Re: Streaming replication question

From: Keith <keith(at)keithf4(dot)com>
To: Mark Steben <mark(dot)steben(at)drivedominion(dot)com>
Cc: pgsql-admin <pgsql-admin(at)postgresql(dot)org>
Subject: Re: Streaming replication question
Date: 2019-08-03 15:22:31
Message-ID: CAHw75vu0MXEzdu04grea1=ow2hgMBTmsyN=BLC0Y0-U5jQWWMQ@mail.gmail.com
Views: Raw Message | Whole Thread | Download mbox | Resend email
Thread:
Lists: pgsql-admin

On Sat, Aug 3, 2019 at 9:36 AM Mark Steben <mark(dot)steben(at)drivedominion(dot)com>
wrote:

> Good morning,
> We run postgres 9.4. Early Saturday morning we had a production postgres
> outage because our pg_xlog directory ran out of space. Tracing the cause
> points to a scheduled reboot of the 3 database servers by our IT team to
> install some monitoring software.
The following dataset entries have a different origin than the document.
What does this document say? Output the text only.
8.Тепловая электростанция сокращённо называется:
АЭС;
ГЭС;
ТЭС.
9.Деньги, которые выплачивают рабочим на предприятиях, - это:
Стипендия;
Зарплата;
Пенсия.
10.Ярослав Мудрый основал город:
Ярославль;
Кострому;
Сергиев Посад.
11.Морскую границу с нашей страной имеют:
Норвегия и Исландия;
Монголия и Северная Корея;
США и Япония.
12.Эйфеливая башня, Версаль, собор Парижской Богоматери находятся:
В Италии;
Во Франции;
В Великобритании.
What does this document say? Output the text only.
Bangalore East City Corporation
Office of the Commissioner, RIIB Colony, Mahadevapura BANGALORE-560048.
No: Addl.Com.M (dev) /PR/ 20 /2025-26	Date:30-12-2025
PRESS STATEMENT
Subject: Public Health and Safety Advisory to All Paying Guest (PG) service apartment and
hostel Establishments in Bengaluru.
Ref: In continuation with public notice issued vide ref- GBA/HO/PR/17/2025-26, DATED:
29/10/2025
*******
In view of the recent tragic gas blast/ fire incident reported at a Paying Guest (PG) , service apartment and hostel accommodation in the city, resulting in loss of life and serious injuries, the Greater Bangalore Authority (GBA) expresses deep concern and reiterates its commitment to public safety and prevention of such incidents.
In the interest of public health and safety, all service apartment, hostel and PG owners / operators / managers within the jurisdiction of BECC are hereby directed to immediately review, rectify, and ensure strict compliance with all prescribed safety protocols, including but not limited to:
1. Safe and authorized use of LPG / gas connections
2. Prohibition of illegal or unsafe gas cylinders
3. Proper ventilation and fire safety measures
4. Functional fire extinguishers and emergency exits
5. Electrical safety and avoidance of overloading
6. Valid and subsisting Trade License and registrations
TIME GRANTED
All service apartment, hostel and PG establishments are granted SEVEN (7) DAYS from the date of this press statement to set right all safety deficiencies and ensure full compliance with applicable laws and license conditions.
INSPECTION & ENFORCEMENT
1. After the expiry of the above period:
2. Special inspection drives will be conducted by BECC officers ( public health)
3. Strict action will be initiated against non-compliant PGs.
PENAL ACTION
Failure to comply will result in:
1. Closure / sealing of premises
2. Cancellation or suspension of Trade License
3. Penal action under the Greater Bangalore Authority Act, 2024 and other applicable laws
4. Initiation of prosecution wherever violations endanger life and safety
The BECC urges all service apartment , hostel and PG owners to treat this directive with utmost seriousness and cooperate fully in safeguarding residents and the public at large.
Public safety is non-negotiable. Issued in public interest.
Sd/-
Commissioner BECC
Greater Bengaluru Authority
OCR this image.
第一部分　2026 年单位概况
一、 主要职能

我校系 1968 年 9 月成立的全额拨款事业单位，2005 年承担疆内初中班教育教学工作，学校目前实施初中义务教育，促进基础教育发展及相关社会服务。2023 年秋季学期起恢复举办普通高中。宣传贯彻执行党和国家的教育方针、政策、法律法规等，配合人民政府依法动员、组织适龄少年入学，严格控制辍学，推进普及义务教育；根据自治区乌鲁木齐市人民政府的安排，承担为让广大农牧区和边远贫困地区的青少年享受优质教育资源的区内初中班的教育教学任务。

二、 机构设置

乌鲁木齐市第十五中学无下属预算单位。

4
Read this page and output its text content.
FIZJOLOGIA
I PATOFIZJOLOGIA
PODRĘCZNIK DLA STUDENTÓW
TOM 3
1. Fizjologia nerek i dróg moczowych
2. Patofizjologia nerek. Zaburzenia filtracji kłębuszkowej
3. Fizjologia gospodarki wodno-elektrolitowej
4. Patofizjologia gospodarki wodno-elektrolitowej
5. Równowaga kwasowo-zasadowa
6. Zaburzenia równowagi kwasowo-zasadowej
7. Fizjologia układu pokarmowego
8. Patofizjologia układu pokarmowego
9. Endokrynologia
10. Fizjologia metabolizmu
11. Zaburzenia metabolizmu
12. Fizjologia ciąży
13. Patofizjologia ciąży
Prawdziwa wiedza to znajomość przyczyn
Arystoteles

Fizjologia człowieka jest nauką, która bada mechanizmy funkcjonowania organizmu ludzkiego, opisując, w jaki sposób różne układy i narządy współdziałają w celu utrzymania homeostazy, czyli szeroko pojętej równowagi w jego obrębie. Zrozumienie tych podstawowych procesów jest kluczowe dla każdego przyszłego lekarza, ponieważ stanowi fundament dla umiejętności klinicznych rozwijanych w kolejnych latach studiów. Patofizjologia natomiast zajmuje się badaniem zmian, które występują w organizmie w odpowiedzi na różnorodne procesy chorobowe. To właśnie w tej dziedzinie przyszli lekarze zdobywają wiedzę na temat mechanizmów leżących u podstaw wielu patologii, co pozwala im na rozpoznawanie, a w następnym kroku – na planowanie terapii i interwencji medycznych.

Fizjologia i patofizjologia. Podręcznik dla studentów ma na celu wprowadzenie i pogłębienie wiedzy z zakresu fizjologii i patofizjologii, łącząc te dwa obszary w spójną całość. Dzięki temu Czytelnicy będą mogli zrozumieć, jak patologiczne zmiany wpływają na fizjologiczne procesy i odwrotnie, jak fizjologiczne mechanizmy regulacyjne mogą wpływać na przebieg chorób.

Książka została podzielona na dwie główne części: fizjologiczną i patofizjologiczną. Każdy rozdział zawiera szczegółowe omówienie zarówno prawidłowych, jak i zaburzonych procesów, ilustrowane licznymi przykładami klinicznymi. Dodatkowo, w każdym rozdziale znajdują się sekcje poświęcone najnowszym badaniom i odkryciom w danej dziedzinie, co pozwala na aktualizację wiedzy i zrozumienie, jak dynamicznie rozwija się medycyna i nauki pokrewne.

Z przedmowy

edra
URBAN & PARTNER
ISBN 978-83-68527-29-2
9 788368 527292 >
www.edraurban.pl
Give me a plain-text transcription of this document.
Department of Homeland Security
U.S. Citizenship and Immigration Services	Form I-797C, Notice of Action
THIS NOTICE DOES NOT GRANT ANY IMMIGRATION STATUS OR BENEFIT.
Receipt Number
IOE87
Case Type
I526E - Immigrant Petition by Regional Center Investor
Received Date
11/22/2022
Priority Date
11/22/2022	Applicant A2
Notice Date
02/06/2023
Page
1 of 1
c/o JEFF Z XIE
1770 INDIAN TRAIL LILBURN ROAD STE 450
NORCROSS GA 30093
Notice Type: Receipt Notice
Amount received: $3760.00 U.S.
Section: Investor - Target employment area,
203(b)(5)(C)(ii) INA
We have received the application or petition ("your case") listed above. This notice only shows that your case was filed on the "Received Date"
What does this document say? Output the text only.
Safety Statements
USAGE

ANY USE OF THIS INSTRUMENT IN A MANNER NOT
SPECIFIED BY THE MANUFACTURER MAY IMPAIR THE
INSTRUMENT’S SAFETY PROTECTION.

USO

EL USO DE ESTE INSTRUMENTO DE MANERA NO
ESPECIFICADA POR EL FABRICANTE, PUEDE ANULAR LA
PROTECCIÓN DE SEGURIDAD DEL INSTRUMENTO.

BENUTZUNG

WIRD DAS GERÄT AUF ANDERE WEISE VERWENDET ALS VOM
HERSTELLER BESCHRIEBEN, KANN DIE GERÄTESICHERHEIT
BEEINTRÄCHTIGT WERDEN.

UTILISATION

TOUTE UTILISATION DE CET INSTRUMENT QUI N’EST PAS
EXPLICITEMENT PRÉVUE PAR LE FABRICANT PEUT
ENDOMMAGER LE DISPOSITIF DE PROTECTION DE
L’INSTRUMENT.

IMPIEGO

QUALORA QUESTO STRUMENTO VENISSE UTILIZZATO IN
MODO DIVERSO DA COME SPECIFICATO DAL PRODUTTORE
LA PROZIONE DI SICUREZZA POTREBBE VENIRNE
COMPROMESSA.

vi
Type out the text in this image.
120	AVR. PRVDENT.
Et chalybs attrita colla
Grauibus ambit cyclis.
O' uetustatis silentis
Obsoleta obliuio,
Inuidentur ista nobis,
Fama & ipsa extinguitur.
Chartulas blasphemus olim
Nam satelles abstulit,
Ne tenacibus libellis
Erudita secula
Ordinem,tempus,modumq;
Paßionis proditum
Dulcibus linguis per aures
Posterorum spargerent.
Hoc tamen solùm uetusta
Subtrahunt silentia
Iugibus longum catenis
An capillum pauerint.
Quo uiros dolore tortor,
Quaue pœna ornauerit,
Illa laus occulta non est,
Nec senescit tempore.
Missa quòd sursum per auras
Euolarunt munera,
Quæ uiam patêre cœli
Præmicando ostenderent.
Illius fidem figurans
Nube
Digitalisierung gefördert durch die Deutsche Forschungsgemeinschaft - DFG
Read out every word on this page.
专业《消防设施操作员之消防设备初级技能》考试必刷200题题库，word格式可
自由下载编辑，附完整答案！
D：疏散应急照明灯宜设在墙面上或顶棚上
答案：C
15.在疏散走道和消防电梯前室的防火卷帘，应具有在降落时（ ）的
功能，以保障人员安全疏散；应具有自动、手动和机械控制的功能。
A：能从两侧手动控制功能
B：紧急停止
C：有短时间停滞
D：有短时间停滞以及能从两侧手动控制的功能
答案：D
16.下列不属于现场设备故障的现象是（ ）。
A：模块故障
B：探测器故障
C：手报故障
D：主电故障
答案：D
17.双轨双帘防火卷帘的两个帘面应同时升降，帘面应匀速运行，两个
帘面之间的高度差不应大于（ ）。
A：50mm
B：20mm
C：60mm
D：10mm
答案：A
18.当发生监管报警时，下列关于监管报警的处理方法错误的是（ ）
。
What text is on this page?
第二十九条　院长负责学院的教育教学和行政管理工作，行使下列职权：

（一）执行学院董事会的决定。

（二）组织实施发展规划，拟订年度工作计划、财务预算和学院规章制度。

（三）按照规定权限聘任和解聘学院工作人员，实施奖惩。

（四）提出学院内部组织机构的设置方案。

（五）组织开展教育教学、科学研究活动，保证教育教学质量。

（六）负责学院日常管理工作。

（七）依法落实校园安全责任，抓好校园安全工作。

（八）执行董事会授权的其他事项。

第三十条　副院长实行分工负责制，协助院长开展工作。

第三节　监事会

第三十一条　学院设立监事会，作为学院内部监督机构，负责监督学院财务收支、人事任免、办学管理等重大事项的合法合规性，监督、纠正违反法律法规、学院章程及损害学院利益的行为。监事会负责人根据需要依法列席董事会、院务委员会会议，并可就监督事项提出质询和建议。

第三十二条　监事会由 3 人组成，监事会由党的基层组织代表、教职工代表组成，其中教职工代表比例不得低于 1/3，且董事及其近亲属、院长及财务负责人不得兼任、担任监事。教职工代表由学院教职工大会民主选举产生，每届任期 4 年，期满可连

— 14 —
Because we did a simple stop/restart of
> the database our replication slots did not get reset and pg_logs queued up
> until the out-of-space condition
>
> Can someone please verify that the following WOULD HAVE BEEN the
> appropriate action:
> (Or offer corrections)
> 1. Stop the postgres database (on both slaves)
> 2. Run pg_drop_replication_slot (rep1, rep2 slotnames) (on Master)
> 3. Stop the postgres database (on master)
> 4. Reboot Linux Server to bring in monitoring software
> 5. Start the postgres database (on master)
> 6. Run pg_create_replication_slot (rep1, rep2 slotnames) (On Master)
> 7. Start the postgres database (on both slaves)
>
> Thank you
>
> --
> *Mark Steben*
> Database Administrator
> @utoRevenue <http://www.autorevenue.com/> | Autobase
> <http://www.autobase.net/>
> CRM division of Dominion Dealer Solutions
> 95D Ashley Ave.
> West Springfield, MA 01089
> t: 413.327-3045
> f: 413.383-9567
>
> www.fb.com/DominionDealerSolutions
> www.twitter.com/DominionDealer
> www.drivedominion.com <http://www.autorevenue.com/>
>
> <http://autobasedigital.net/marketing/DD12_sig.jpg>
>
>
>
Restarting your databases should not have affected the replication slots
like this. If you stopped the replicas first, then the primary would have
just started keeping all the WAL files until the replicas came back,
resuming from where they left off. If you stopped the primary first then
the replicas would have just lost their connection until the primary came
back and made its slots available again.

The only time the slots don't stick around is if you do a failover from the
primary to one of the replicas. In that case, yes, you do have to recreate
the slots. When things were rebooted, was there any failovers kicked off?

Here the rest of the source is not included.